Abstract

The development of hybrid-electric propulsion technologies for aircraft is believed to be a stepping stone for the aerospace industry to reduce greenhouse gas emissions and achieve 50% of the levels of 2005 by the year 2050. However, the introduction of batteries and power electronics significantly impacts the weight and size of new aircraft concepts that integrate these propulsion units. The traditional design techniques need to be adapted to account for this added weight and allow a more rapid evaluation and comparison between concepts and trade-off studies. New models and methods need to be developed to perform these concept studies in a multidisciplinary design, analysis, and optimization (MDAO) environment, to estimate the size, weight, and performance of non-conventional aircraft. This thesis proposes one such tool, focusing on the aircraft fuel system.
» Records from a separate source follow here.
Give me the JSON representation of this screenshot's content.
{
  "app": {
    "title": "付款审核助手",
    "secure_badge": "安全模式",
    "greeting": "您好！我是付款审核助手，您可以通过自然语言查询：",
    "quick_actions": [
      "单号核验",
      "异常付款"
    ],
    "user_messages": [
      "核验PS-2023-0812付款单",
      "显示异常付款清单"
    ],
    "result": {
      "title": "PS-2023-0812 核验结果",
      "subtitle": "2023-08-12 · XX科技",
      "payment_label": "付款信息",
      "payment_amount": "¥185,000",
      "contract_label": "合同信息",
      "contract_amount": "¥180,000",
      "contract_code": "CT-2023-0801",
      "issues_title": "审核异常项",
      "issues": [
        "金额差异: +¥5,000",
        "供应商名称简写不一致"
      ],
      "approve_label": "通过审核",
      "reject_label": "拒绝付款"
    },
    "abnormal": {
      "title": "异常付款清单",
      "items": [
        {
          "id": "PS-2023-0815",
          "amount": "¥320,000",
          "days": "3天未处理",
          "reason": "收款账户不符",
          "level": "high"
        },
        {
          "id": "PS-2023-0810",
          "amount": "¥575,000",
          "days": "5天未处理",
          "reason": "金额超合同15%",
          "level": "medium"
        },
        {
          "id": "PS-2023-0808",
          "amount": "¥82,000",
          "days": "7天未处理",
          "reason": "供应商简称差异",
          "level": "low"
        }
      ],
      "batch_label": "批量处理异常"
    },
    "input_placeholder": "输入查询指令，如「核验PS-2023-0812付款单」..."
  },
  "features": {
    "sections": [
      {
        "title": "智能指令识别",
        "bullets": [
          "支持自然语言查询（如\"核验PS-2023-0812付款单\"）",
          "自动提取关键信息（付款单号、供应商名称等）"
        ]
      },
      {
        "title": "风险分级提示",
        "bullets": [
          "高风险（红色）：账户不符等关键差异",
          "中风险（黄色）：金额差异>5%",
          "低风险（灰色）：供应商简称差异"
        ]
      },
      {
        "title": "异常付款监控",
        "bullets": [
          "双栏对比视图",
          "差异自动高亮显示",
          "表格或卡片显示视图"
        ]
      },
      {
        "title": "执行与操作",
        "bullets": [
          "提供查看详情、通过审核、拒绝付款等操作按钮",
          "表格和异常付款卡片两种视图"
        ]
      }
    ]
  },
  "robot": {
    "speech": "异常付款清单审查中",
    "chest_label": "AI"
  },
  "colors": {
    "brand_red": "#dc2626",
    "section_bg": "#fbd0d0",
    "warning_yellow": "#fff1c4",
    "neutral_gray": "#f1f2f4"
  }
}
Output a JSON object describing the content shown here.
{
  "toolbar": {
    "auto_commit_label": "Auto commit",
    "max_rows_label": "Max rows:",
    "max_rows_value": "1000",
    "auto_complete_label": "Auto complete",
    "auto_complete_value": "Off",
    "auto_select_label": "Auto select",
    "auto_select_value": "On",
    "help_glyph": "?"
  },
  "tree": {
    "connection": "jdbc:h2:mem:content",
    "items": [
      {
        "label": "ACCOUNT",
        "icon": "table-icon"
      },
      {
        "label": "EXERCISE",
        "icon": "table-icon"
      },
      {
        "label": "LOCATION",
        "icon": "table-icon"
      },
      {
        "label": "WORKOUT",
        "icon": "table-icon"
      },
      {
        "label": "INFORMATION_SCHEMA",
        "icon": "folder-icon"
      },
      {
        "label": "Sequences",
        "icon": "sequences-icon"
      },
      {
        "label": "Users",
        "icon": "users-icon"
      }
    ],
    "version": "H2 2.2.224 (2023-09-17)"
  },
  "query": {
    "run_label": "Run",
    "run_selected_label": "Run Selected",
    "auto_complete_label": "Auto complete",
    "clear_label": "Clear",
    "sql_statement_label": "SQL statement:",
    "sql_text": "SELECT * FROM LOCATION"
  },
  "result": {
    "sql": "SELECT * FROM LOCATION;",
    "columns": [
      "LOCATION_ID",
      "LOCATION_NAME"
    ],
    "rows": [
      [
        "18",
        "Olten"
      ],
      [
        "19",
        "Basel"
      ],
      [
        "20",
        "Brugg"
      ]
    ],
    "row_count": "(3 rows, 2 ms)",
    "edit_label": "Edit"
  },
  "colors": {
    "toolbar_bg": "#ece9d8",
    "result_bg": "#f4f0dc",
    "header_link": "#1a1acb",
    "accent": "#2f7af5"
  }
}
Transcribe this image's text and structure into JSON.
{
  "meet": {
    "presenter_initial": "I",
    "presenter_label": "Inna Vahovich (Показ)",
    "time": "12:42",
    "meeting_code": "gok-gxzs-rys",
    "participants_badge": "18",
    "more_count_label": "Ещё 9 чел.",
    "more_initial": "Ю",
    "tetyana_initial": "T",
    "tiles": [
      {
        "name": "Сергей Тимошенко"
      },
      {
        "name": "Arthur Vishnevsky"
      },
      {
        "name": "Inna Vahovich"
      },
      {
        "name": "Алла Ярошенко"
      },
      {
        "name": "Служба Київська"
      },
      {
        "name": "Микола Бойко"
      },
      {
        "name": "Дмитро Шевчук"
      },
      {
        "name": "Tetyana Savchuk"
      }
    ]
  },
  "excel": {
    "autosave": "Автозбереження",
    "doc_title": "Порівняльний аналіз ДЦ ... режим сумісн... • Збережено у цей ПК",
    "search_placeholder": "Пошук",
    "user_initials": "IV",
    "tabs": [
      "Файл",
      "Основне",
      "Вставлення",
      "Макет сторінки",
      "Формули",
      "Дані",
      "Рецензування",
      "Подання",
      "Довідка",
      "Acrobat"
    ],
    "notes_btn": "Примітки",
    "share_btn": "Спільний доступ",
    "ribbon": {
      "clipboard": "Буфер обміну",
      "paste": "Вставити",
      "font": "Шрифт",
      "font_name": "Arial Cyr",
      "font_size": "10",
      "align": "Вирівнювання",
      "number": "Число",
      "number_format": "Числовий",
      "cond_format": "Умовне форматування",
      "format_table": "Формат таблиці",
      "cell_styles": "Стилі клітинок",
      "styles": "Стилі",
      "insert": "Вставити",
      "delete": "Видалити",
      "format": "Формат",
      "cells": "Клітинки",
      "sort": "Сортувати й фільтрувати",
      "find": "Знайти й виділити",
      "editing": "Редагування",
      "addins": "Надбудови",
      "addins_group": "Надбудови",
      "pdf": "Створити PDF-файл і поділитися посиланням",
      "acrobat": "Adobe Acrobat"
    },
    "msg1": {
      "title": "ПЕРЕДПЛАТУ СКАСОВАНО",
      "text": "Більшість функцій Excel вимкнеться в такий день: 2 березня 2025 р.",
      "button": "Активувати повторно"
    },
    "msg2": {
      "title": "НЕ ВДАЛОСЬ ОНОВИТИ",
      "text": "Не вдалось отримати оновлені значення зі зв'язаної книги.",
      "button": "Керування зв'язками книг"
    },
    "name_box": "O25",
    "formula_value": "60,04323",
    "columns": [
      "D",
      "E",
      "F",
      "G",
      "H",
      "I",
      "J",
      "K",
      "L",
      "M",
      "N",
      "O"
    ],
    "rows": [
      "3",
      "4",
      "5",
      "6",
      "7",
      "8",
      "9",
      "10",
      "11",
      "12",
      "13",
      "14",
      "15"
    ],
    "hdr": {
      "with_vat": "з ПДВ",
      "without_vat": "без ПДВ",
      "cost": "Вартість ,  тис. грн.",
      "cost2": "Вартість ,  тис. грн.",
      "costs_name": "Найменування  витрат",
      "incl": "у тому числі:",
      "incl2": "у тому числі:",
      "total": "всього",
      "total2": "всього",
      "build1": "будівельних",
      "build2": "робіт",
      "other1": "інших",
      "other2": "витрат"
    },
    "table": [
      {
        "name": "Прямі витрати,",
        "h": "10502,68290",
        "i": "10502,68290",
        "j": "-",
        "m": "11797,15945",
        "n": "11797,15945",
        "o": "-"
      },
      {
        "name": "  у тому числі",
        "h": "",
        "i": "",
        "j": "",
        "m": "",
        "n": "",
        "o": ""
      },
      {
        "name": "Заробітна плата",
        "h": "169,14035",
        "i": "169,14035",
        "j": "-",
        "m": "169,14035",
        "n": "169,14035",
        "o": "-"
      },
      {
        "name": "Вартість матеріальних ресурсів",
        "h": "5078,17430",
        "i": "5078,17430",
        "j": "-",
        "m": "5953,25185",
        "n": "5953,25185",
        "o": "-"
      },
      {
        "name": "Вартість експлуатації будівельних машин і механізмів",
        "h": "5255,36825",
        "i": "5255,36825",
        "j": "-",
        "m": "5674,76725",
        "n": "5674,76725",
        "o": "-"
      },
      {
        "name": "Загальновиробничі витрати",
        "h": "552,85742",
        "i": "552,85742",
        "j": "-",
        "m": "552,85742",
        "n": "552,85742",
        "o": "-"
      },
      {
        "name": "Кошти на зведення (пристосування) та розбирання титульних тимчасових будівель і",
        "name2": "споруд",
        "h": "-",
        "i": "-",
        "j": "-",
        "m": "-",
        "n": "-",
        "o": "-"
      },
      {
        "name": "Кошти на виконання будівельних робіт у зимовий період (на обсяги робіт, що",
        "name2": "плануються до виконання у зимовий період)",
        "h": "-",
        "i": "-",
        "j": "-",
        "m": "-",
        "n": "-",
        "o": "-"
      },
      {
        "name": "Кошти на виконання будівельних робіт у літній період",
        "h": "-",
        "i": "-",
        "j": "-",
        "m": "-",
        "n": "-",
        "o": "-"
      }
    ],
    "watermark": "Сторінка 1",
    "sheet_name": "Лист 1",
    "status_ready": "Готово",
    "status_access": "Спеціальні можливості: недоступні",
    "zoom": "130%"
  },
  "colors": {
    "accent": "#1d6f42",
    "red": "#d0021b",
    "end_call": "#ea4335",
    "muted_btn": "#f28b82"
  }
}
The methodology to develop the tool is based on analyzing typical fuel system architectures across a wide range of conventional aircraft and how this approach can be adapted for hybrid-electric propulsion applications. This thesis breaks the system into four major groups (engine fuel feed, fuel transfer, fuel quantity & indicating, and tank venting) and how the weight of each can be estimated from existing component data. For conventional modern turboprop regional aircraft such as the ATR42, the methodology predicts the system weight within 10% of published data. The increased detail built into the tool implementation allows analysis of the variation in system weight arising from major changes to the fuel system architecture encountered in hybrid-electric aircraft. Two case studies of hybrid-electric variants of existing aircraft (the Dornier 228 and ATR42) are investigated to demonstrate the application of the tool. These studies also compare the estimated weight of the fuel system in the hybrid-electric aircraft architecture to that of the conventional propulsion variant, highlighting a reduction in system mass by approximately 10 to 15% relative to the conventional fuel system mass. Limitations and possible improvements of the proposed tool are also discussed. In summary, this thesis contributes to developing the design tool required for sizing the fuel system in conventional and hybrid-electric aircraft.